By Michael E. Miller, Miami New Times
The Cuban expression "mañana, mañana."
is often interpreted by Anglos as an excuse for laziness. In fact, the
saying speaks volumes about its island of origin. In a country that has
been led by one Castro or another for more than half a century, what
hope can there be that tomorrow will be any different from today?
Earlier
this month, that question brought several dozen experts, academics, and
journalists to Columbia Journalism School in Manhattan. Optimism was
evident in the conference's title -- Covering Cuba in an Era of Change -- as well as in the presentations, which included strong hints that the embargo's days are numbered.
Gregory
Craig, former White House counsel under Barack Obama, said the
president already has the legal power to lift most of the sanctions that
have crippled Cuba since the fall of the Soviet Union. Although
Congress probably would refuse to officially overturn the embargo, Obama
could -- and should -- instantly normalize diplomatic relations and
allow Americans to travel to the island, Craig said.
Massachusetts
Congressman Jim McGovern outlined a six-month window in which Obama is
most likely to make a move, beginning after next week's midterm
elections and concluding with the Summit of the Americas in late April.
If
Obama and Raúl Castro both attend as predicted, it will be the first
official meeting between two countries' leaders since Raúl and Fidel
swept down from the Sierra Maestra.
"We
are reassured [by the White House] that people are working on it,"
McGovern said of a U.S.-Cuba policy change. "The stars seem to be
aligned."
Many
roadblocks remain, however.

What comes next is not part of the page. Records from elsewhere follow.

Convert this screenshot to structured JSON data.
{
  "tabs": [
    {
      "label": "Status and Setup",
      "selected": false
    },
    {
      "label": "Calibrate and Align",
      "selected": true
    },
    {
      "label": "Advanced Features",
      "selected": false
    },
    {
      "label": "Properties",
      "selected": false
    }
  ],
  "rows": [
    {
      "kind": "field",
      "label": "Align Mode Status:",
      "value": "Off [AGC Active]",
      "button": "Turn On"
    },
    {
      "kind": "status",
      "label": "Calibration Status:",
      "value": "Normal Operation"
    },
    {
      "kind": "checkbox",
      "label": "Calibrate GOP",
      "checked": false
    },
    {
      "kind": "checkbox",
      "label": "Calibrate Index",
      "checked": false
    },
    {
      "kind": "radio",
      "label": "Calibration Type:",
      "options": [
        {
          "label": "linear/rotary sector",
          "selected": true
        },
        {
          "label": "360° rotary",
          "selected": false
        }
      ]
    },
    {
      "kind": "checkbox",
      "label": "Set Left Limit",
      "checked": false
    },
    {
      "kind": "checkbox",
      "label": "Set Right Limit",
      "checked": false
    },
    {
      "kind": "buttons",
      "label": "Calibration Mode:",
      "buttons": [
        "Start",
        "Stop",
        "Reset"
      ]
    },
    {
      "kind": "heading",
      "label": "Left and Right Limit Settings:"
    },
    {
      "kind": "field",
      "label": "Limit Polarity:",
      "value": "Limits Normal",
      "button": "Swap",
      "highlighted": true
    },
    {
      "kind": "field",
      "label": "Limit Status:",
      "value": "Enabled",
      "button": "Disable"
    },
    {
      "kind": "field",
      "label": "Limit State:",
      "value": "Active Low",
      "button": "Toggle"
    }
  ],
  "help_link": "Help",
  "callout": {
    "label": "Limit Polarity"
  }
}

McGovern warned that any rapprochement
would require dealing with both Alan Gross -- the USAID contractor
imprisoned in Cuba since 2011 for distributing satellite phones without a
permit -- and the three surviving members of the "Cuban Five," the
Castro agents who spied on Miami's exile community.
Easing
the embargo would also cost Obama politically. "I think part of the
reluctance is that [the administration] will get some pushback from
people who are in pretty serious positions," McGovern said, including
Miami's hard-line Cubans.
Perhaps
the most concrete evidence that things are already changing on the
island was the presence of three Cuban journalists at the conference.
Miriam Celaya, Elaine Díaz, and Orlando Luís Pardo Lazo have all been
allowed to leave under recently relaxed travel restrictions. Celaya is
scheduled to return to Havana this week, while Díaz and Pardo are on
yearlong academic fellowships.
But
Celaya and Pardo hardly painted a promising picture of their homeland.
Celaya said she had been blocked from entering the library because of
her journalism. Other reporters had been beaten and imprisoned, Pardo
said. Both described having to share articles via paquetes, or troves of
documents on flash drives. And Pardo said Cuba's infamous state
security apparatus remained intact despite the growth of internet on the
island.
"Our own [Edward] Snowden would not survive, would not escape," he warned. "Our own Snowden would be shot on the spot."
Ultimately,
despite the talk of Obama ending the embargo and ushering in change in
Cuba, Pardo feared that the solution was still, as it has been for 50
years, "biological."
In other words: when the Castros kick the bucket.